O texto revogou a autorização permanente para trabalho aos feriados que havia sido concedida, por portaria de 2021, para as seguintes atividades:
• Mercados, supermercados e hipermercados;
• Varejistas de peixe;
• Varejistas de carnes frescas e caça;
• Varejistas de frutas e verduras;
• Varejistas de aves e ovos;
• Varejistas de produtos farmacêuticos (farmácias, inclusive manipulação de receituário);
• Comércio de artigos regionais nas estâncias hidrominerais;
• Comércio em portos, aeroportos, estradas, estações rodoviárias e ferroviárias;
• Comércio em hotéis;
• Comércio em geral;
• Atacadistas e distribuidores de produtos industrializados;
• Revendedores de tratores, caminhões, automóveis e veículos similares;
• Comércio varejista em geral.
Lojas, shoppings, supermercados e farmácias, por exemplo, só podem funcionar nos feriados se houver uma cláusula expressa na convenção coletiva fechada com o sindicato da categoria.
Setores com autorização permanente em lei podem funcionar sem a necessidade da convenção. Estão nessa lista farmácias de manipulação (apenas as que têm plantão previsto em lei), postos de combustíveis, padarias, açougues, feiras-livres.
Para os trabalhadores, a lei garante o pagamento do dia em dobro ou a concessão de uma folga compensatória nos feriados.
A Portaria 3.665 determina apenas o trabalho nos feriados. Já o trabalho aos domingos continua regido por leis anteriores (como a Lei nº 10.101/2000), que têm regras próprias.
A nova regra coincide com o feriado de Corpus Christi nesta semana e com as discussões sobre o fim da escala 6X1 no Concresso Nacional.
Na semana passada, a Câmara dos Deputados aprovou a PEC (Proposta de Emenda à Constituição) 221/19, que prevê a diminuição da jornada de trabalho de 44 para 40 horas semanais, com dois dias de descanso e sem redução salarial.
Pela proposta, o fim da escala 6x1 — com garantia de ao menos duas folgas semanais, preferencialmente aos domingos — entrará em vigor 60 dias após a promulgação do texto. Período de transição deverá ser de um ano. O texto ainda precisa passar pelo Senado antes de começar a valer.
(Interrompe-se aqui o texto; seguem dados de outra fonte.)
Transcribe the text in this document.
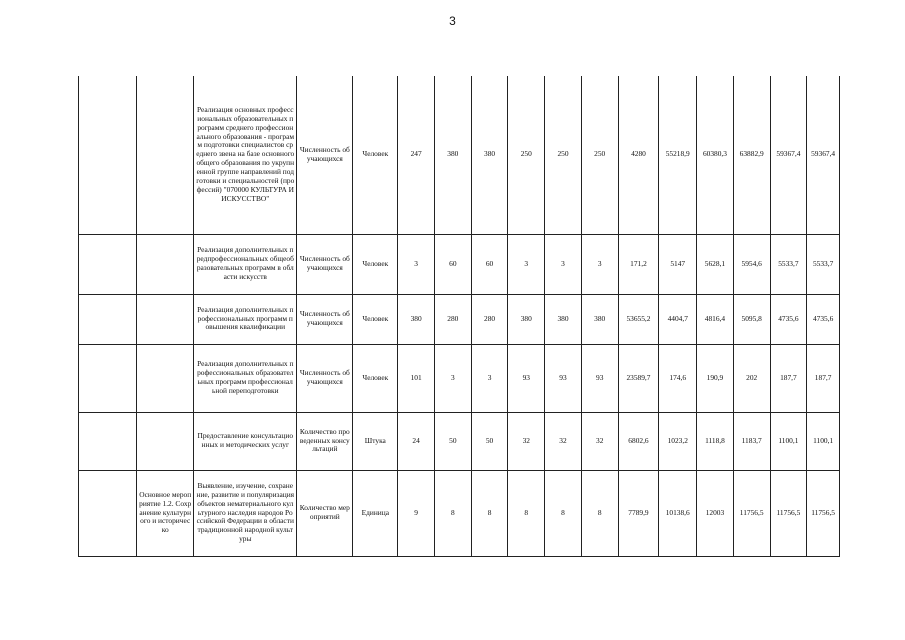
3
		Реализация основных профессиональных образовательных программ среднего профессионального образования - программ подготовки специалистов среднего звена на базе основного общего образования по укрупненной группе направлений подготовки и специальностей (профессий) "070000 КУЛЬТУРА И ИСКУССТВО"	Численность обучающихся	Человек	247	380	380	250	250	250	4280	55218,9	60380,3	63882,9	59367,4	59367,4
		Реализация дополнительных предпрофессиональных общеобразовательных программ в области искусств	Численность обучающихся	Человек	3	60	60	3	3	3	171,2	5147	5628,1	5954,6	5533,7	5533,7
		Реализация дополнительных профессиональных программ повышения квалификации	Численность обучающихся	Человек	380	280	280	380	380	380	53655,2	4404,7	4816,4	5095,8	4735,6	4735,6
		Реализация дополнительных профессиональных образовательных программ профессиональной переподготовки	Численность обучающихся	Человек	101	3	3	93	93	93	23589,7	174,6	190,9	202	187,7	187,7
		Предоставление консультационных и методических услуг	Количество проведенных консультаций	Штука	24	50	50	32	32	32	6802,6	1023,2	1118,8	1183,7	1100,1	1100,1
	Основное мероприятие 1.2. Сохранение культурного и историческо	Выявление, изучение, сохранение, развитие и популяризация объектов нематериального культурного наследия народов Российской Федерации в области традиционной народной культуры	Количество мероприятий	Единица	9	8	8	8	8	8	7789,9	10138,6	12003	11756,5	11756,5	11756,5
Em tese, essa proposta não mudaria a determinação da portaria do Ministério do Trabalho e Emprego sobre o trabalho nos feriados.
Segundo o ministério, a portaria tem como objetivo restabelecer a legalidade quanto ao trabalho em feriados, conforme determina lei, que foi alterada.
O ministério defende que a medida corrige uma distorção introduzida durante o governo anterior, quando portaria passou a autorizar o trabalho em feriados, contrariando a legislação vigente.